Setiap orang menyebutku
bodoh ketika mereka melihat bagaimana ku bertahan dengan kisah yang tiada
jelasnya. 3 tahun bukanlah penantian
yang berarti untuk usiaku yang belia ini, 17 tahun. Tarik ulur hati oleh sebuah
pesan singkat di handphone yang kadang muncul kadang tidak, hanya seperti
permainan belaka. Dramatikal kisahku yang terasa semakin memburuk dengan kabar
yang mengatakan dia telah menyukai wanita lain baru-baru ini. Status social
media yang selama ini menjadi sumber berita tentangnya, penuh dengan kalimat
romantis olehnya. Bukan untukku, meski kuharap begitu, namun untuk wanita lain.
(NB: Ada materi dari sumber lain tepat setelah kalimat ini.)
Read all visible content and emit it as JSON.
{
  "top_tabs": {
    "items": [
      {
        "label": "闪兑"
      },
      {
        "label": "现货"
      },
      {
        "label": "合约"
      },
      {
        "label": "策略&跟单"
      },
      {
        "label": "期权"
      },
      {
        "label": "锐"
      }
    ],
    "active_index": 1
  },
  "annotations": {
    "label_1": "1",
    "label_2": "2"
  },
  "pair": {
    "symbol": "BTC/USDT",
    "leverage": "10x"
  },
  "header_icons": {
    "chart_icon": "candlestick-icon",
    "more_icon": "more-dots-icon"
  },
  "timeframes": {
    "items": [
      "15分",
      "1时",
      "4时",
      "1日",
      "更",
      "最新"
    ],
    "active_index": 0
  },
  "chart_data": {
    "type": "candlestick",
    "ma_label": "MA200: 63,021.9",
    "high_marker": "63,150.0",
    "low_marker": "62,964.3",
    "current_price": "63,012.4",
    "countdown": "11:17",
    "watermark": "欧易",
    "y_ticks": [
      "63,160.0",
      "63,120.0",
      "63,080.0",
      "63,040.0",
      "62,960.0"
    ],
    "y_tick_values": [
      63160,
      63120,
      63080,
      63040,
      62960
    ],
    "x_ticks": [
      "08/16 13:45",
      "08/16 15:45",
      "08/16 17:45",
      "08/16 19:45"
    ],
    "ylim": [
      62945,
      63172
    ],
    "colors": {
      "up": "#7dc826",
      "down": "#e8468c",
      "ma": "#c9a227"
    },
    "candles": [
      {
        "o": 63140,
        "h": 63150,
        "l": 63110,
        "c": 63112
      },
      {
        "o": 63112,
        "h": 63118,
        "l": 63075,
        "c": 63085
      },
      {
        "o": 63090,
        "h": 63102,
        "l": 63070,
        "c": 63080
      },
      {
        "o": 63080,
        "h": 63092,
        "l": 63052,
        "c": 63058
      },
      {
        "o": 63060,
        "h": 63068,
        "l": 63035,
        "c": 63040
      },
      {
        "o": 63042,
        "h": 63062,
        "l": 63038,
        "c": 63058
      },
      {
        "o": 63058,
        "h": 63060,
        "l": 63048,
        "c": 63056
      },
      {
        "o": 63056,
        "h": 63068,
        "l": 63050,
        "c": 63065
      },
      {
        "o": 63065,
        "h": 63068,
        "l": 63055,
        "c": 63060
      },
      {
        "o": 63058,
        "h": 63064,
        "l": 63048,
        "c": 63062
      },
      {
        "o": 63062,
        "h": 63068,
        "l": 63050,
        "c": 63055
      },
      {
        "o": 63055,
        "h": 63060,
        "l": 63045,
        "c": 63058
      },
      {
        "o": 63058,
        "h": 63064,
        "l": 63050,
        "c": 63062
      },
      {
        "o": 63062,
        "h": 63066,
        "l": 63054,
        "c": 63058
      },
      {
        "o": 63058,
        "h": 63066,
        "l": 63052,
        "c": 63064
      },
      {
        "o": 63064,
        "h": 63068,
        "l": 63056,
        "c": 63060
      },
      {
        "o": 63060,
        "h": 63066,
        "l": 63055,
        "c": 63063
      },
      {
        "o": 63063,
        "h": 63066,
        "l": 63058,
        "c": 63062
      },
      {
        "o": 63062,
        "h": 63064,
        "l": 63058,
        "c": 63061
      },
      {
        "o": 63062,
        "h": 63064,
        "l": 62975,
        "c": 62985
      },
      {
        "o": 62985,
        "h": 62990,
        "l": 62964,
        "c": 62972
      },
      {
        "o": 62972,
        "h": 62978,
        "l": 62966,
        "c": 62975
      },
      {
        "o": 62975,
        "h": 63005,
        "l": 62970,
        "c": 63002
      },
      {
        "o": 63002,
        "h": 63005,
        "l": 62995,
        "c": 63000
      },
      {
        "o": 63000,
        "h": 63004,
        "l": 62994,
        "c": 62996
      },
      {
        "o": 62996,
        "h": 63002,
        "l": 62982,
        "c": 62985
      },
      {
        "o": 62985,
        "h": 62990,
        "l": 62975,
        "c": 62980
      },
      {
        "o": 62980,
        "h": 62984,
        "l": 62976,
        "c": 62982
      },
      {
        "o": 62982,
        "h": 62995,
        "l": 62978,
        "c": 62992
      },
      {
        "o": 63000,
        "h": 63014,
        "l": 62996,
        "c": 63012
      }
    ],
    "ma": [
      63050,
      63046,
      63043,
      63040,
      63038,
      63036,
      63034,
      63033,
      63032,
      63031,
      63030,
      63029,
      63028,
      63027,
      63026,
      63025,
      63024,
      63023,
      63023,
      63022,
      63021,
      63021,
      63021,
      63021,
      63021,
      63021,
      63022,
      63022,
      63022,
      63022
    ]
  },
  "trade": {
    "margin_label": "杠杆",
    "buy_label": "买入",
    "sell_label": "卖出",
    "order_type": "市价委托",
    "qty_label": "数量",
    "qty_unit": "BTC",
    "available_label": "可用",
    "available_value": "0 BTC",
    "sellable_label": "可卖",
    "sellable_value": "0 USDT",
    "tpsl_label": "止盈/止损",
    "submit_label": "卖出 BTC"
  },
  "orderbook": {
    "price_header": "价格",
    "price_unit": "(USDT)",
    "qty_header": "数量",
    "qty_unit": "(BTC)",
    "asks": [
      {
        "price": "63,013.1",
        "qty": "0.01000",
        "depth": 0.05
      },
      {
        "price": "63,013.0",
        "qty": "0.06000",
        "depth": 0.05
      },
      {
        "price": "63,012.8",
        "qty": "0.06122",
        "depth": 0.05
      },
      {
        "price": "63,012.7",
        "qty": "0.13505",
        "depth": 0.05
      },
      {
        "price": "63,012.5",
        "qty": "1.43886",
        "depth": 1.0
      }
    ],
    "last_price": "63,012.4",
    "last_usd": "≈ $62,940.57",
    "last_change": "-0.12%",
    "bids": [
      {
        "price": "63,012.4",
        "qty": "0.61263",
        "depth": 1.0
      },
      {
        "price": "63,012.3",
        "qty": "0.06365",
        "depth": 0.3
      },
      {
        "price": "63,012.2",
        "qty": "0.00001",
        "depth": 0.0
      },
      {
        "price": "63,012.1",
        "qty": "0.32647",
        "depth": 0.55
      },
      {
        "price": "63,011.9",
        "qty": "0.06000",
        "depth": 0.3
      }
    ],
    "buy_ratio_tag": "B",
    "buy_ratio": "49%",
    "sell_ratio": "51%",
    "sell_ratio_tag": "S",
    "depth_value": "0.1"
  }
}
Terasa bodoh ketika harus menangis melihat tulisan yang tiada bisa menyakiti
itu. Lebih dari silet yang menyayat ternyata, meski hanya untaian kata.
Setiap hari, foto-foto
mereka muncul di beranda ku. Seakan ingin berbicara, “ini dia yang kusayang
bukan kamu..”. hanya tetesan air mata kepedihan yang menemaniku. Berlebihan
memang, tapi aku hanya “korban cinta pertama.” Hai kamu tersangka, kembalikan hatiku !
Berapa lama lagi kamu bermain dengan kerapuhannya. Hanya pekikan lirih dari perihnya keadaan yang
menyelimuti. Penjarakan setiap gerak raga ini.
Disaat ku berusaha lepaskan
borgol ini, aku hampir saja menyentuh pintu keluar menuju cerita baru, tapi aku
ditarik lagi oleh sebuah pesan singkat yang sangat berarti untukku, “hy”.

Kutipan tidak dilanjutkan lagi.